Evolutionary thinking, then, opens up the possibility not just of progress out of animality, but of degeneration into it, and this was a possibility that the pious, such as Bulwer, were beginning to fear.

If we move forward a few hundred years, we find that the human species still has technology that beats the reed dipped into the anthole, and that we still exercise our freedom to mate outside of estrus. Indeed, not much of anything has changed since the 17th century, either through degeneration or evolutionary progress. One thing that has remained entirely the same is the art of moralistic ranting: we find that, now as then, precisely those who are most concerned about the moral stain of body piercing and tattoos, who are most active in the movement to make visible thongs in suburban Virginia malls a misdemeanor, are the same people who would have us believe that humans were instantaneously and supernaturally created with no kinship relation to other animal species.

It is worth reflecting on why these two crusades, which prima facie have nothing in common, have proven such a durable pair throughout the centuries. I suspect that human thought is constrained (as a result of the way our minds evolved), to move dialectically between two opposite conceptions of animal kinds: that of the book of Genesis on the one hand, positing eternally fixed and rigid kinds with no overlap, and that of Ovid’s Metamorphoses on the other. In spite of the relatively recent ascent of evolutionism to accepted scientific orthodoxy, there has always been available a conception of species as fluid and dynamic. This conception easily captures the imaginations of social progressives and utopians, that is, of those who believe that change for the better is possible and indeed desirable.

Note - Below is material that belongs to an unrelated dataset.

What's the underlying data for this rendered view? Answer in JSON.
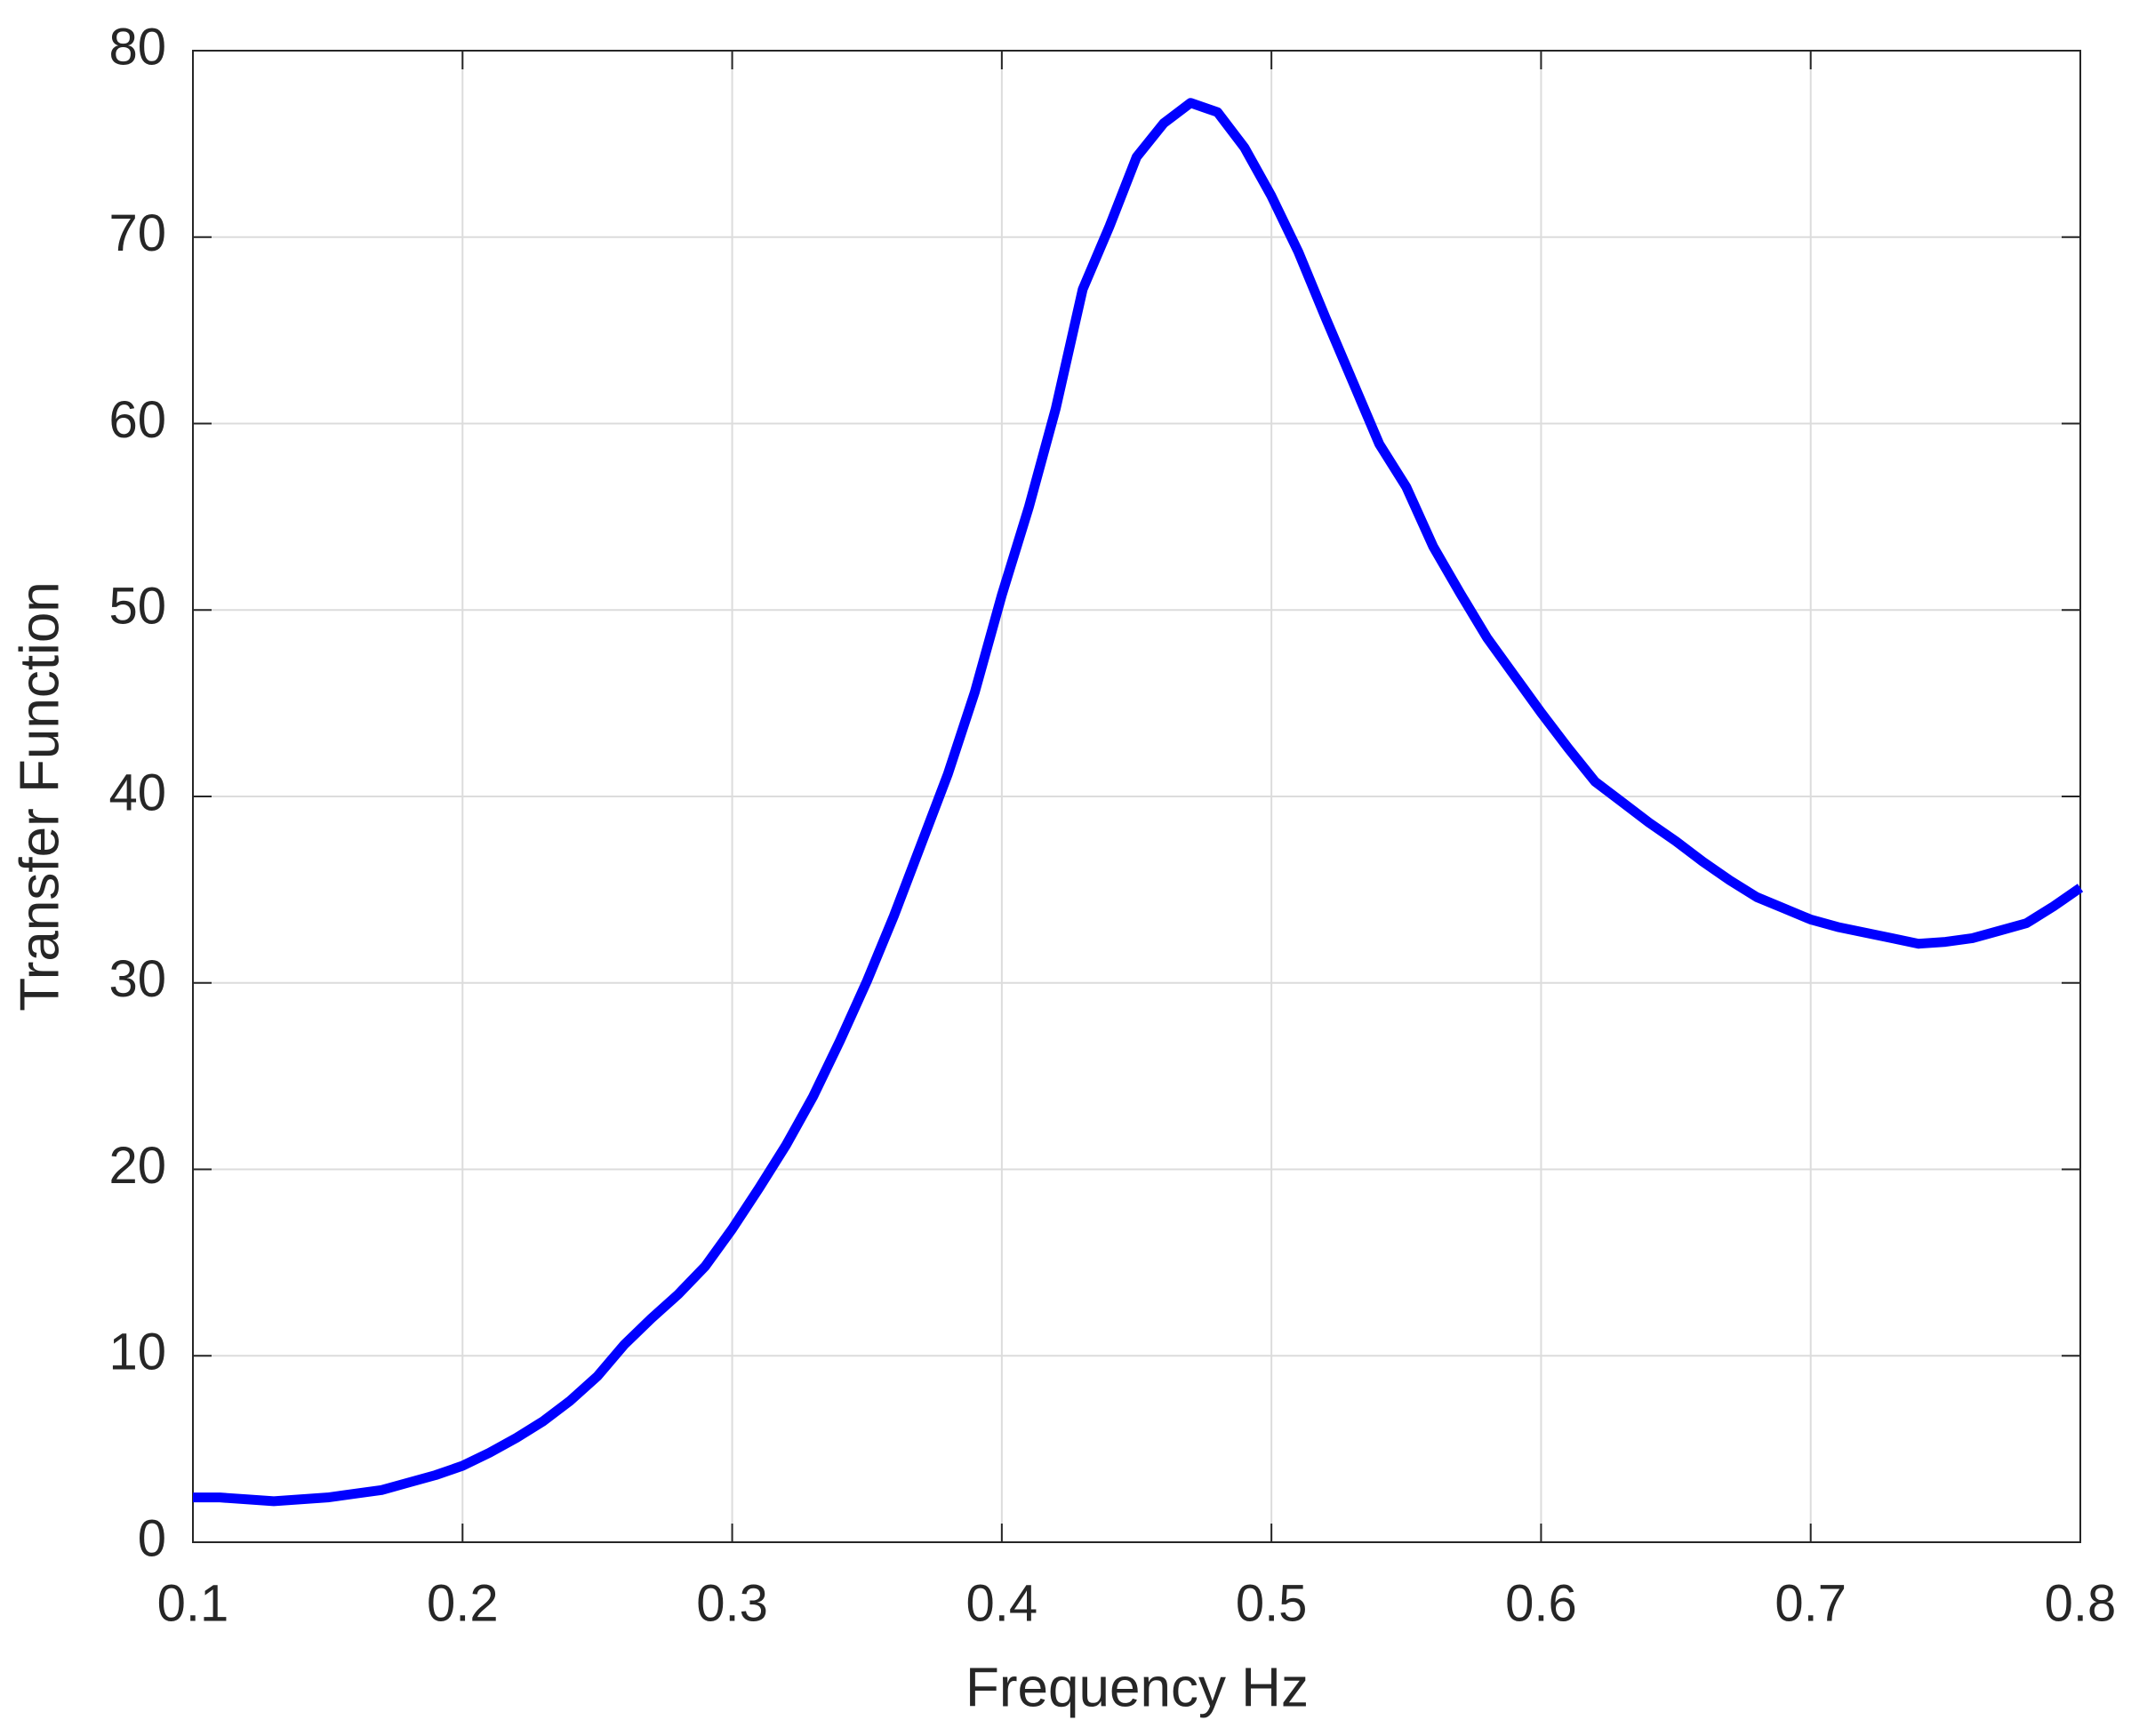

The numerous monuments to Darwin throughout the Soviet Union (which I hope have not been scrapped along with those to Lenin) were once a testament to this.

Social conservatives on the other hand see fixity as desirable, and tend to conceive of change in terms of degeneration. A bestiary of eternal, non-overlapping animal species would provide for them a paradigm of stability that could easily be carried over from the natural to the social world, while the loss of this fixed taxonomy of natural kinds would seem equally to threaten the social stasis the conservative seeks.

The prospect of change in species over time, then, –including the human species– will be a more useful way of conceptualizing the natural world in times of heady social upheaval; in political climates such as the current one, it is not surprising to see public figures shying away from the chaotic instability of the Metamorphoses in favor of the clear boundaries of the Old Testament.

I am not saying that evolution is just ideology. I believe it is true. I believe that creationism, in turn, is false, and that it is an ideology. And precisely because it is one, it is a waste of time to do intellectual battle with creationists as though they had a respectable scientific theory. Instead, what we should focus on is the rather remarkable way in which folk cosmology –whether that of the Azande, the ancient Hebrews, or Pat Buchanan– may be seen to embody social values, and indeed may be read as an expression on a grand scale of rather small human concerns.

The small human concerns at the heart of the creationist movement are really just these: that everything is going to hell, that the kids don’t listen to their folks anymore, that those low-cut jeans show far too much. Creationism is but the folk cosmology of a frightened tribe. This is also an ancient tribe, counting the authors of Genesis, Bulwer, and Buchanan among its members, and one that need be shown no tolerance by those of us who recognize that change reigns supreme in nature, and that fairy tales are powerless to stop it.